Cette impuissance a des causes profondes, qui sont nées de la trahison du projet européen originel. J’ai longtemps appartenu à cette famille politique proche de la démocratie-chrétienne, celle qui a posé les premiers fondements de l’Europe au lendemain de la guerre, espérant la vacciner à jamais contre le moloch national-socialiste et la retenir face aux sirènes communistes. C’est peu de dire que cette famille a disparu du paysage politique en France. Mais ses idées demeurent et elles sont révolutionnaires comme seule la tradition sait l’être.

Dans la grande bataille en cours qui verra l’Europe ou disparaître sous les traits d’un hypermarché sans identité, vassalisé encore plus par un Traité transatlantique que l’on négocie secrètement, ou recouvrer son identité, les grands partis dits de gouvernement ne seront d’aucun secours. Ils vont répétant leurs discours sur l’élargissement et l’intégration, gestionnaires du désastre.

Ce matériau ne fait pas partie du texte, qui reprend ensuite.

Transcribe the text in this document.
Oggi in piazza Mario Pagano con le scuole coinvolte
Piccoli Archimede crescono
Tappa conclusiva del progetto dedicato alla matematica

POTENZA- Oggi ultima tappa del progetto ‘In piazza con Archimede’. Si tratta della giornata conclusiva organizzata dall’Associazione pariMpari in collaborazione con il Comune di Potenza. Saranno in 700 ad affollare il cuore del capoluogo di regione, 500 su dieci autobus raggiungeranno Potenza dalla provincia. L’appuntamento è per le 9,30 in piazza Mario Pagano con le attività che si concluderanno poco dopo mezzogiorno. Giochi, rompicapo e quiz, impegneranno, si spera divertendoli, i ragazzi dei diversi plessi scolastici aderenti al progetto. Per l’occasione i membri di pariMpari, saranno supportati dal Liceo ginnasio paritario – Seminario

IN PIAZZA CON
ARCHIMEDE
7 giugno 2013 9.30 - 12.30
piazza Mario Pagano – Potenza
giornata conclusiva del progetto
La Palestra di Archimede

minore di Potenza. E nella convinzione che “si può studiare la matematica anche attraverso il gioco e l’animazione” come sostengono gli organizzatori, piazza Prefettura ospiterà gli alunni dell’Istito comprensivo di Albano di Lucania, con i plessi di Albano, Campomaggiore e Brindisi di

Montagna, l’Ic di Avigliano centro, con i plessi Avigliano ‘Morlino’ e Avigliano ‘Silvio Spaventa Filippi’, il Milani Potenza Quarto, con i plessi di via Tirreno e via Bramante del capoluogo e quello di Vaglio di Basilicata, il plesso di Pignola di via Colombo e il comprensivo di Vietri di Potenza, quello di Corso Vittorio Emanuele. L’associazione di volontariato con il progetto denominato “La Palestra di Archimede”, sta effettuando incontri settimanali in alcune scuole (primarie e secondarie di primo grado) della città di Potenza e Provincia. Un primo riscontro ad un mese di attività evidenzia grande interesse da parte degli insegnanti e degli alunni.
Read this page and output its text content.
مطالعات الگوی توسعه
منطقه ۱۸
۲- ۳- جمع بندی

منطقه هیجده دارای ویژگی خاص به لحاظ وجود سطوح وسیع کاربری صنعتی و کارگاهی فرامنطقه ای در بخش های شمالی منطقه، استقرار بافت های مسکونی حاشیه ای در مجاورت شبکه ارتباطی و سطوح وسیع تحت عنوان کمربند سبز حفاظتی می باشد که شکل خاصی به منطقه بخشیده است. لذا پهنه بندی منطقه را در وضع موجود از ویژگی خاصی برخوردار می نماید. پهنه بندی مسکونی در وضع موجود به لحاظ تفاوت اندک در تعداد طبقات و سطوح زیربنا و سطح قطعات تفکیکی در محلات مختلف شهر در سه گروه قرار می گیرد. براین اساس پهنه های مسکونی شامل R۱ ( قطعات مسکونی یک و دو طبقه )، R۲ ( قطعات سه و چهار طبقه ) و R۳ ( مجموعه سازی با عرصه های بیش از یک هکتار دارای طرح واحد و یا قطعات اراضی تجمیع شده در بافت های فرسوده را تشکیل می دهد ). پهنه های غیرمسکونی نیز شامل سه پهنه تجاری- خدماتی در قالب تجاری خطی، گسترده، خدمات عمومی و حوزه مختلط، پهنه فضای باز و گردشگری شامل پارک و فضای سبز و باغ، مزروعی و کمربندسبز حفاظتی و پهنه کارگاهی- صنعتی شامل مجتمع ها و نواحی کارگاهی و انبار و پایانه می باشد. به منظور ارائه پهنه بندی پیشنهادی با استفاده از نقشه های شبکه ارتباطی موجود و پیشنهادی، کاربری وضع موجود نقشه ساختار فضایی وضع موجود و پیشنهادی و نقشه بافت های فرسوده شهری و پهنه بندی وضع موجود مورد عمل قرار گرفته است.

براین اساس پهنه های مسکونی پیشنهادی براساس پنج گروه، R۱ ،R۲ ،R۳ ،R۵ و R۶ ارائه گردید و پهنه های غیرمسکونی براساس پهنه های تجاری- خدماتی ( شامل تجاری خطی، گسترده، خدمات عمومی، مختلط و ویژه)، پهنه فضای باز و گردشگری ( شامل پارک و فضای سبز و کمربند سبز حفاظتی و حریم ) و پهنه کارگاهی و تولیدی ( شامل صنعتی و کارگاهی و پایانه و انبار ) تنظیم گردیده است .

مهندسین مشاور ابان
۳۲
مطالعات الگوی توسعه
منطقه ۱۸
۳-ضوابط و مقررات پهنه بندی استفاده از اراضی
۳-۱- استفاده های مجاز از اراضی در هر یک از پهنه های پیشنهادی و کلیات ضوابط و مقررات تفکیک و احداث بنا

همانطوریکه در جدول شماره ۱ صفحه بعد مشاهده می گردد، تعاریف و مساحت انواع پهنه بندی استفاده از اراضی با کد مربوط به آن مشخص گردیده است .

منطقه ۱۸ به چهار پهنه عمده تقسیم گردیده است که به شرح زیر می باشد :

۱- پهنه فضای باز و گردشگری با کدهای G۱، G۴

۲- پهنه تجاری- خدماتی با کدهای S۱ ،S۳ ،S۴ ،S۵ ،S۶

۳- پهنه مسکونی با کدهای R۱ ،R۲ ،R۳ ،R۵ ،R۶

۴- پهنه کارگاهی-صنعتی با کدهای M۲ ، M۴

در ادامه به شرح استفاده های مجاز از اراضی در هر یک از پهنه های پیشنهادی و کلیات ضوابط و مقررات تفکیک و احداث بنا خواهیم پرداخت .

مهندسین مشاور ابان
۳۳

Ailleurs, on va nous parler d’immigration, de surveillance des frontières ou de sortie de l’euro: de graves sujets qui touchent en effet profondément les populations d’Europe, et d’abord les plus pauvres. Mais ce sont des causes secondes et ceux qui les évoquent se gardent bien d’évoquer les causes premières: l’oubli des fondements propres de l’Europe. Le Front national nouvelle manière a non seulement conservé ses anciennes incohérences économiques mais y a ajouté l’oubli des racines spirituelles, intellectuelles, artistiques et religieuses de l’Europe.

La question n’est pas de nature économique: sur ce plan l’Europe est parvenue à organiser un grand marché unique même si cela s’est fait en ignorant trop souvent la vraie vie de l’homme, ses communautés immédiates de travail, de famille, d’ancrage local, de croyances, de culture, et d’amitié.

Nous ne sommes plus aujourd’hui confrontés à un problème de gouvernement, mais à un problème de l’existence humaine elle-même. C’est un vrai changement de civilisation qui est en cours.

Parce que compte tenu de la financiarisation de l’économie et de la compétition sans pitié entre les grands groupes, le travail est devenu progressivement la variable d’ajustement des restructurations d’entreprises.

Parce que dans un climat dominé par le matérialisme et le scientisme, la personne humaine devient l’objet d’expériences pour poursuivre la dernière des utopies: suppression de la différence homme/femme, volonté de créer des enfants de toutes pièces, eugénisme…

Parce que la personne humaine est devenue seconde ontologiquement par rapport à une nature qui a été déifiée.

Nous ne voulons pas de cette Europe de la consommation, de la technique, de cette Europe des robots dont parlait Bernanos.

A nous de trouver les moyens d’y résister. Européens, la civilisation est ce qui nous rassemble. Et pas n’importe laquelle: la civilisation européenne est la seule civilisation qui soit un jour effectivement devenue universelle. Car elle se fonde sur cette croyance que tous les hommes sont égaux en dignité quels que soient leurs origines, leurs races, leurs nations, leurs religions, leurs handicaps. Elle se réfère à une culture de vie et d’espérance. L’Europe est le creuset où se sont forgées deux valeurs fondamentales: la dignité de la personne et la liberté politique. Valeurs inventées par les Antiques et le christianisme et laïcisées par l’idéal révolutionnaire à travers toute l’Europe d’est en ouest. Ces valeurs, nous avons le devoir de les affirmer contre la folie du monde.